Requirements and Recommendations

This topic provides the requirements and recommendations for provisioning servers to run Redpanda in production.

Operating system

  • Minimum version required of RHEL/CentOS: 8. Recommended: 9+

  • Minimum version required of Ubuntu: 20.04 LTS. Recommended: 22.04+

Recommendation: Linux kernel 4.19 or later for better performance.

Number of nodes

Provision one physical node or virtual machine (VM) for each Redpanda broker that you plan to deploy in your Redpanda cluster. Each Redpanda broker requires its own dedicated node for the following reasons:

  • Resource isolation: Redpanda brokers are designed to make full use of available system resources, including CPU and memory. By dedicating a node to each broker, you ensure that these resources aren’t shared with other applications or processes, avoiding potential performance bottlenecks or contention.

  • External networking: External clients should connect directly to the broker that owns the partition they’re interested in. This means that each broker must be individually addressable. As clients must connect to the specific broker that is the leader of the partition, they need a mechanism to directly address each broker in the cluster. Assigning each broker to its own dedicated node makes this direct addressing feasible, since each node will have a unique address. See External networking.

  • Fault tolerance: Ensuring each broker operates on a separate node enhances fault tolerance. If one node experiences issues, it won’t directly impact the other brokers.

Recommendations: Deploy at least three Redpanda brokers.

CPU and memory


  • Two physical, not virtual, cores for each node.

  • x86_64 (Westmere or newer) and AWS Graviton family processors are supported.

  • 2 GB or more of memory per core.

  • 4 MB of memory for each topic partition replica. You can enforce this requirement in the tunable topic_memory_per_partition property.


  • Four physical cores for each node are strongly recommended.



  • An XFS or ext4 file system.

    The Redpanda data directory (/var/lib/redpanda/data) and the Tiered Storage cache must be mounted on an XFS or ext4 file system.

    Avoid using NFS (Network File System) for the Redpanda data directory or the Tiered Storage cache.


  • Use an XFS file system for its enhanced performance with Redpanda workloads.

  • For setups with multiple disks, use a RAID-0 (striped) array. It boosts speed but lacks redundancy. A disk failure can lead to data loss.



  • If you’re using a cloud platform, use IAM roles to restrict access to resources in your cluster.

  • Secure your Redpanda cluster with TLS encryption and SASL authentication.

External networking

  • For external access, each node in your cluster must have a static, externally accessible IP address.

  • Minimum 10 GigE (10 Gigabit Ethernet) connection to ensure:

    • High data throughput

    • Reduced data transfer latency

    • Scalability for increased network traffic


Before deploying Redpanda to production, each node that runs Redpanda must be tuned to optimize the Linux kernel for Redpanda processes.

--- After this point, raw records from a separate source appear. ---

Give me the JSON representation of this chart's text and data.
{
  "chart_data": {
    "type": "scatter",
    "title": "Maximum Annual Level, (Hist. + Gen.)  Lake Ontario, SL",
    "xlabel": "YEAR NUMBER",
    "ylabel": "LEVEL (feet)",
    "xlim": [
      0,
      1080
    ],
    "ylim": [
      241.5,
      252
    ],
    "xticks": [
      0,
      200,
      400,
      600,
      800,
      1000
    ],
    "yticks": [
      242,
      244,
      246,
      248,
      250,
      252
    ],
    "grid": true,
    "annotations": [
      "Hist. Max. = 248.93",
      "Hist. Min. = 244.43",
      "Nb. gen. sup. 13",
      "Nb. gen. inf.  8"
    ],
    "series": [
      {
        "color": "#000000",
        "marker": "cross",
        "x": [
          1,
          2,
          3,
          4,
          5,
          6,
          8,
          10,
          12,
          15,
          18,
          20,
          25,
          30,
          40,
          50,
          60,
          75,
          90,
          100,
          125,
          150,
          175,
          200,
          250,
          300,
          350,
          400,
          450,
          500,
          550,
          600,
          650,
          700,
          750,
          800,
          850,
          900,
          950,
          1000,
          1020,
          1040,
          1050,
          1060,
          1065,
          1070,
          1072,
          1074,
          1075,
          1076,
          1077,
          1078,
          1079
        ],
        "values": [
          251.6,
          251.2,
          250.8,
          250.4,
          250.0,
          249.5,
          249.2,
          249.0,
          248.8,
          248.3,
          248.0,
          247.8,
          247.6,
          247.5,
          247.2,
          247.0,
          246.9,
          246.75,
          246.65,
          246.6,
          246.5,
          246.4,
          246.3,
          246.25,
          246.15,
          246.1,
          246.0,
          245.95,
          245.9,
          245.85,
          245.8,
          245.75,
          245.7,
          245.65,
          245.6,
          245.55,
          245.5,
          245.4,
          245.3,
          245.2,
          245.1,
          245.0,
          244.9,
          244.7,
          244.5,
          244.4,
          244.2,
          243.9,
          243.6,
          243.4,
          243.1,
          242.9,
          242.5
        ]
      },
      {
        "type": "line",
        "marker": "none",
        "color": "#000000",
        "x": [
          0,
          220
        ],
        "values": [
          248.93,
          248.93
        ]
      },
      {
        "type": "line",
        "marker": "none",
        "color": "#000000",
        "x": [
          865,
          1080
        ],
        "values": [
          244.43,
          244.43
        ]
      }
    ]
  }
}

Object storage providers for Tiered Storage

Redpanda supports the following storage providers for Tiered Storage:

  • Amazon Simple Storage Service (S3)

  • Google Cloud Storage (GCS), using the Google Cloud Platform S3 API

  • Azure Blob Storage (ABS)

Cloud instance types


  • Use a cloud instance type that supports locally attached NVMe devices with an XFS file system. NVMe devices offer high I/O operations per second (IOPS) and minimal latency, while XFS offers enhanced performance with Redpanda workloads.


  • General purpose: General-purpose instances provide a balance of compute, memory, and networking resources, and they can be used for a variety of diverse workloads.

  • Memory optimized: Memory-optimized instances are designed to deliver fast performance for workloads that process large data sets in memory.

  • Storage optimized: Storage-optimized instances are designed for workloads that require high, sequential read and write access to very large data sets on local storage. They are optimized to deliver tens of thousands of low-latency, random IOPS to applications.

  • Compute optimized: Compute-optimized instances deliver cost-effective high performance at a low price per compute ratio for running advanced compute-intensive workloads.



  • General purpose: The general-purpose machine family has the best price-performance with the most flexible vCPU to memory ratios, and provides features that target most standard and cloud-native workloads.

  • Memory optimized: The memory-optimized machine family provides the most compute and memory resources of any Compute Engine machine family offering. They are ideal for workloads that require higher memory-to-vCPU ratios than the high-memory machine types in the general-purpose N1 machine series.

  • Compute optimized: Compute-optimized VM instances are ideal for compute-intensive and high-performance computing (HPC) workloads.